Hello friends, and welcome back to Week in Review! Last week we dove into Bezos’s Blue Origin suing NASA. This week, I’m writing about the unlikely and triumphant resurgence of the NFT market.
If I could, I would probably write about NFTs in this newsletter every week. I generally stop myself from actually doing so because I try my best to make this newsletter a snapshot of what’s important to the entire consumer tech sector, not just my niche interests. That said, I’m giving myself free rein this week.
The NFT market is just so hilariously bizarre and the culture surrounding the NFT world is so web-native, I can’t read about it enough. But in the past several days, the market for digital art on the blockchain has completely defied reason.
Back in April, I wrote about a platform called CryptoPunks that — at that point — had banked more than $200 million in lifetime sales since 2017. The little pop art pixel portraits have taken on a life of their own since then. It was pretty much unthinkable back then but in the past 24 hours alone, the platform did $141 million in sales, a new record. By the time you read this, the NFT platform will have likely passed a mind-boggling $1.1 billion in transaction volume according to crypto tracker CryptoSlam. With 10,000 of these digital characters, to buy a single one will cost you at least $450,000 worth of the Ethereum cryptocurrency. (When I sent out this newsletter yesterday that number was $300k)
It’s not just CryptoPunks either; the entire NFT world has exploded in the past week, with several billions of dollars flowing into projects with drawings of monkeys, penguins, dinosaurs and generative art this month alone. After the NFT rally earlier this year — culminating in Beeple’s $69 million Christie’s sale — began to taper off, many wrote off the NFT explosion as a bizarre accident. What triggered this recent frenzy?

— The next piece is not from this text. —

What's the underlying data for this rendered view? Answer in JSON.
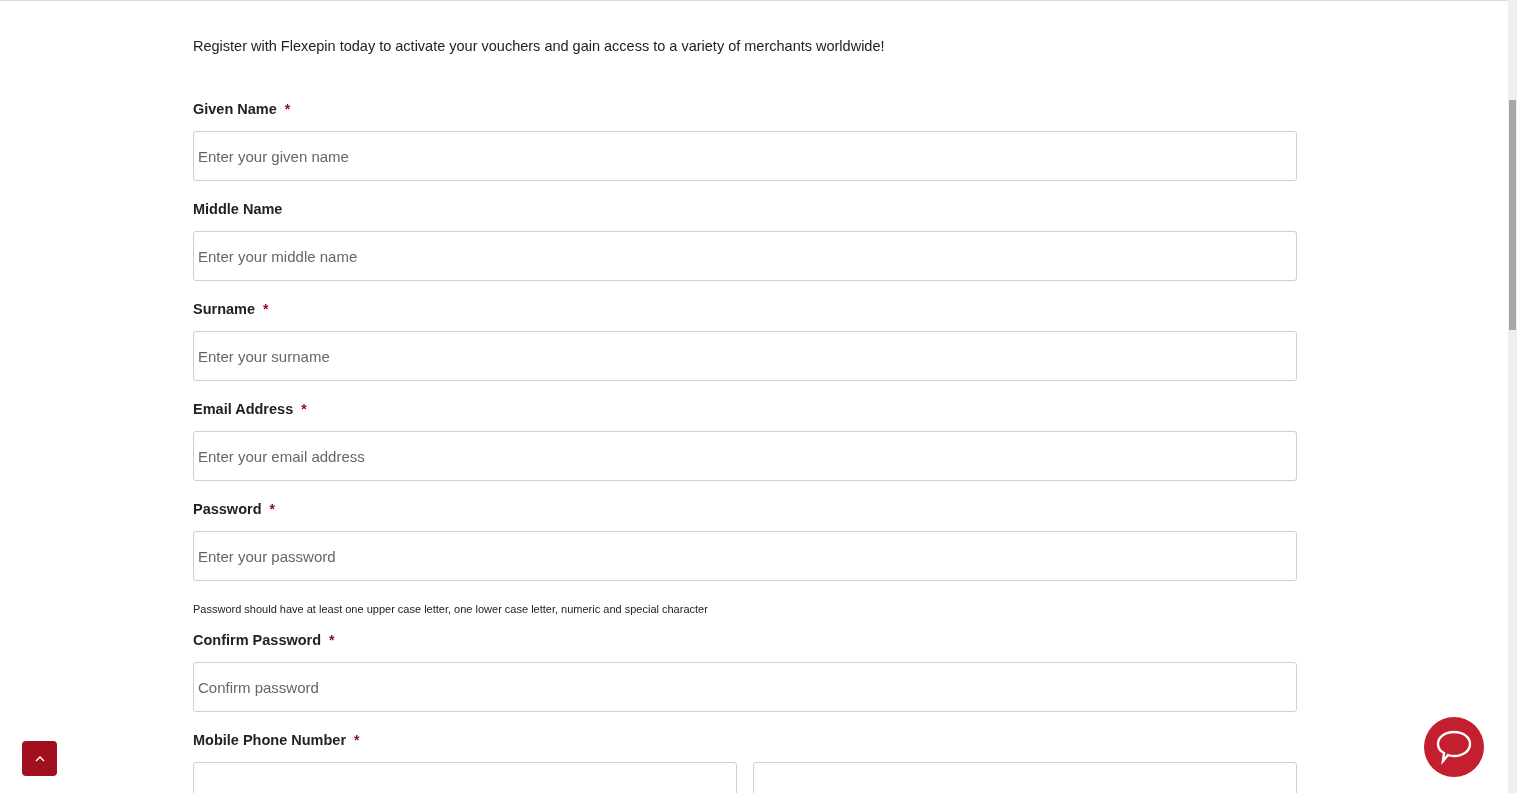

Part of it has been a resurgence of cryptocurrency prices toward all-time-highs and a desire among the crypto rich to diversify their stratospheric assets without converting their wealth to fiat currencies. Dumping hundreds of millions of dollars into an NFT project with fewer stakeholders than the currencies that underlie them can make a lot of sense to those whose wealth is already over-indexed in crypto. But a lot of this money is likely FOMO dollars from investors who are dumping real cash into NFTs, bolstered by moves like Visa’s purchase this week of their own CryptoPunk.
I think it’s pretty fair to say that this growth is unsustainable, but how much further along this market growth gets before the pace of investment slows or collapses is completely unknown. There are no signs of slowing down for now, something that can be awfully exciting — and dangerous — for investors looking for something wild to drop their money into… and wild this market truly is.